All this would suggest caution when it comes to advertising Comirnaty. But many working in pharmaceutical marketing believe the company will spare no efforts to promote the drug to the fullest possible extent.

Markus Saba, a healthcare marketing professor at the University of North Carolina at Chapel Hill, said he expects the campaign for Cominarty will be on a scale proportional to the once-in-a-century size of the health issue, comparing it to the prominence of campaigns for Viagra. “You turn on the TV and you can’t watch a show without 10 different commercials coming on,” he told the Financial Times.

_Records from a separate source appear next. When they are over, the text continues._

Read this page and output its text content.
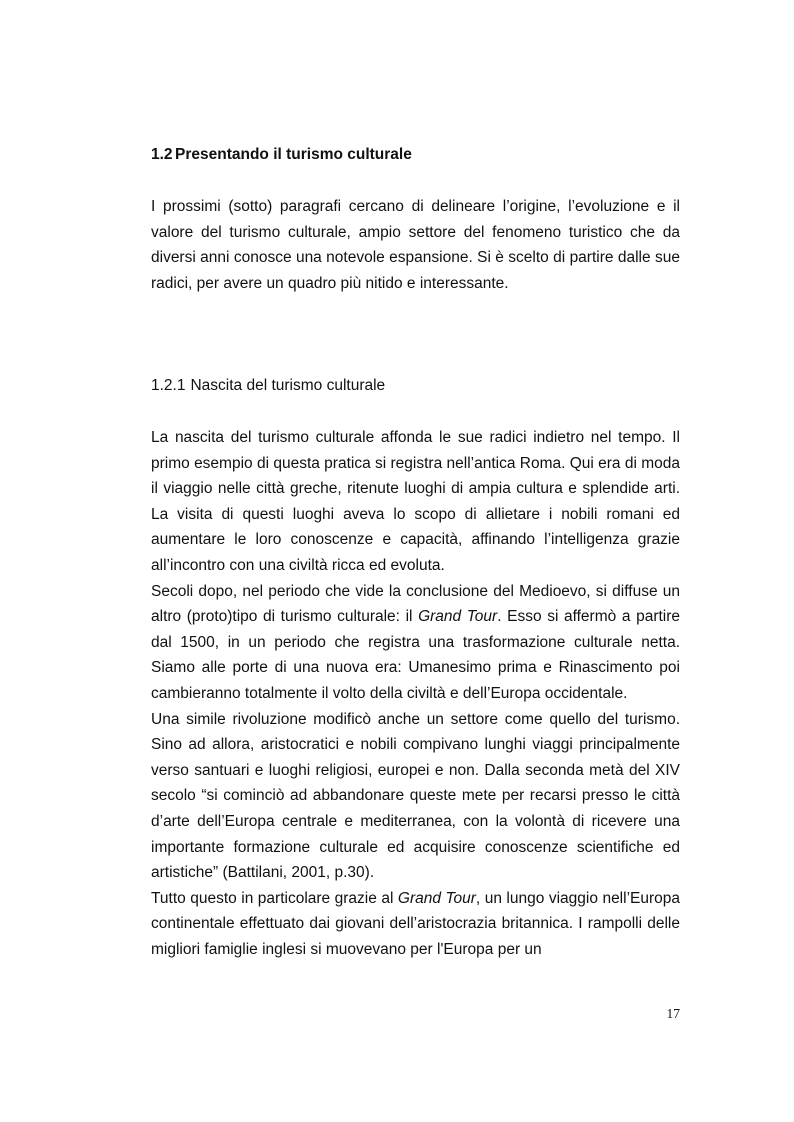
1.2 Presentando il turismo culturale

I prossimi (sotto) paragrafi cercano di delineare l’origine, l’evoluzione e il valore del turismo culturale, ampio settore del fenomeno turistico che da diversi anni conosce una notevole espansione. Si è scelto di partire dalle sue radici, per avere un quadro più nitido e interessante.

1.2.1 Nascita del turismo culturale

La nascita del turismo culturale affonda le sue radici indietro nel tempo. Il primo esempio di questa pratica si registra nell’antica Roma. Qui era di moda il viaggio nelle città greche, ritenute luoghi di ampia cultura e splendide arti. La visita di questi luoghi aveva lo scopo di allietare i nobili romani ed aumentare le loro conoscenze e capacità, affinando l’intelligenza grazie all’incontro con una civiltà ricca ed evoluta.

Secoli dopo, nel periodo che vide la conclusione del Medioevo, si diffuse un altro (proto)tipo di turismo culturale: il Grand Tour. Esso si affermò a partire dal 1500, in un periodo che registra una trasformazione culturale netta. Siamo alle porte di una nuova era: Umanesimo prima e Rinascimento poi cambieranno totalmente il volto della civiltà e dell’Europa occidentale.

Una simile rivoluzione modificò anche un settore come quello del turismo. Sino ad allora, aristocratici e nobili compivano lunghi viaggi principalmente verso santuari e luoghi religiosi, europei e non. Dalla seconda metà del XIV secolo “si cominciò ad abbandonare queste mete per recarsi presso le città d’arte dell’Europa centrale e mediterranea, con la volontà di ricevere una importante formazione culturale ed acquisire conoscenze scientifiche ed artistiche” (Battilani, 2001, p.30).

Tutto questo in particolare grazie al Grand Tour, un lungo viaggio nell’Europa continentale effettuato dai giovani dell’aristocrazia britannica. I rampolli delle migliori famiglie inglesi si muovevano per l'Europa per un

17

But although direct-to-consumer ads are the most visible part of the marketing effort, an equally—if not more—important area of promotion, and one with fewer risk, is reaching hospitals, doctors, and pharmacies. Unlike the first immunization campaign, booster shots will probably be administered in the same way flu shots are, via the doctor, or the pharmacy. So it will be essential for Pfizer to convince those who will prescribe or administer the vaccine to recommend Pfizer over Moderna, or other options. “If it defaults into the traditional ‘go to your doctor and get the shot’ then [the game] is not going to be played on-air or in the pages of a magazine, but in the doctor’s office,” says Chintagunta.

There is, however, one important way in which Pfizer’s direct-to-consumer advertisement might be helpful, not only to the company, but to the overall vaccine drive. If its resources were turned toward fine-grained targeted advertising, it might be able to move the needle of vaccine skepticism in groups that haven’t been responsive to government campaigns and other forms of vaccine promotion, such as young adults or immigrant communities. “This is the place where they can flex their marketing muscle, I think the benefit of targeted advertising can really manifest itself in this particular case,” says Chintagunta.